Later in the 1970s, Singer took up yet another new line of investigation in DNA biochemistry: the interaction of histone H1, one of a large group of simple proteins, and the DNA with which it is associated in chromatin, the highly coiled DNA-protein complex that is the carrier of genes on the chromosomes of higher organisms. Singer determined that histone H1 played a role in forming superhelical DNA, the tight coiling of the double helix of DNA that makes it possible to fit a six-foot long strand of DNA into the nucleus of each human cell.
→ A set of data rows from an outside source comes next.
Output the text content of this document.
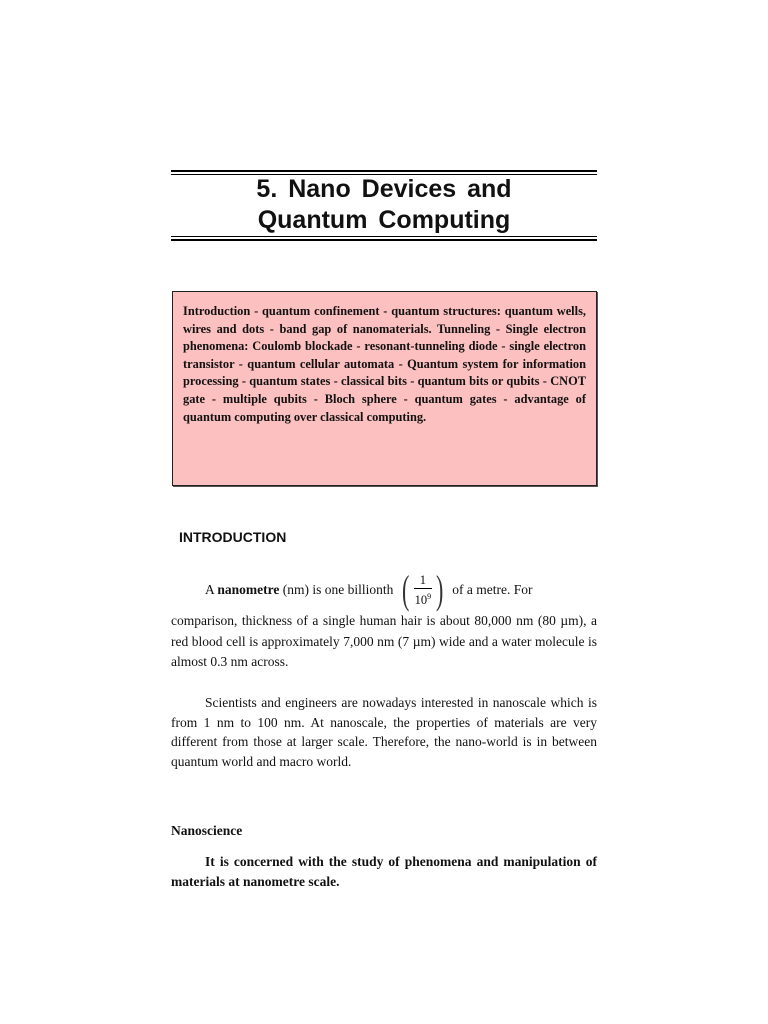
5. Nano Devices and
Quantum Computing
Introduction - quantum confinement - quantum structures: quantum wells, wires and dots - band gap of nanomaterials. Tunneling - Single electron phenomena: Coulomb blockade - resonant-tunneling diode - single electron transistor - quantum cellular automata - Quantum system for information processing - quantum states - classical bits - quantum bits or qubits - CNOT gate - multiple qubits - Bloch sphere - quantum gates - advantage of quantum computing over classical computing.
INTRODUCTION
A nanometre (nm) is one billionth ( $\frac{1}{10^9}$ ) of a metre. For

comparison, thickness of a single human hair is about 80,000 nm (80 µm), a red blood cell is approximately 7,000 nm (7 µm) wide and a water molecule is almost 0.3 nm across.

Scientists and engineers are nowadays interested in nanoscale which is from 1 nm to 100 nm. At nanoscale, the properties of materials are very different from those at larger scale. Therefore, the nano-world is in between quantum world and macro world.

Nanoscience

It is concerned with the study of phenomena and manipulation of materials at nanometre scale.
Singer's most important discovery since her contribution towards deciphering the genetic code came in the 1980s, even though, as head of the large Laboratory of Biochemistry at the National Cancer Institute, she was spending more than half of her time on administration and support of her laboratory's 15 research groups. Singer had begun to focus on a large family of repeated stretches of mammalian DNA called LINEs, or long interspersed nucleotide elements, that are present with very little variation in the genomes of all mammals. Focusing on LINE-1, a DNA sequence repeated and interspersed thousands of times in human chromosomal DNA, Singer concluded that it is capable of transposition, or movement and insertion into new places on chromosomal DNA. (It is, in fact, to this point the only known human transposable element.) She studied the precise mechanism whereby LINE-1 replicates and disperses copies to new locations along the genome. She also posited that the insertion of transposable genetic elements into new genomic locations can induce mutations in nearby genes, and that LINE-1 transposition played an important role in genetic diseases. Researchers later confirmed Singer's suspicion when they found that LINE-1 insertions into a gene whose protein product is required for blood clotting are associated with hemophilia.
Singer's contribution to molecular biology did not lie in a single, seminal discovery. Instead, she worked diligently over the course of four decades to detail the chemical structure and regulation of genomes in bacterial, viral, and, ultimately, human cells. Her research helped elucidate the crucial role of RNA in the transfer of genetic messages, the action of proteins on human chromosomal DNA, and the presence of transposable elements in the human genome. Her work on genetic recombination in animal viruses in the early 1970s also drew her into the growing controversy over recombinant DNA research and genetic engineering.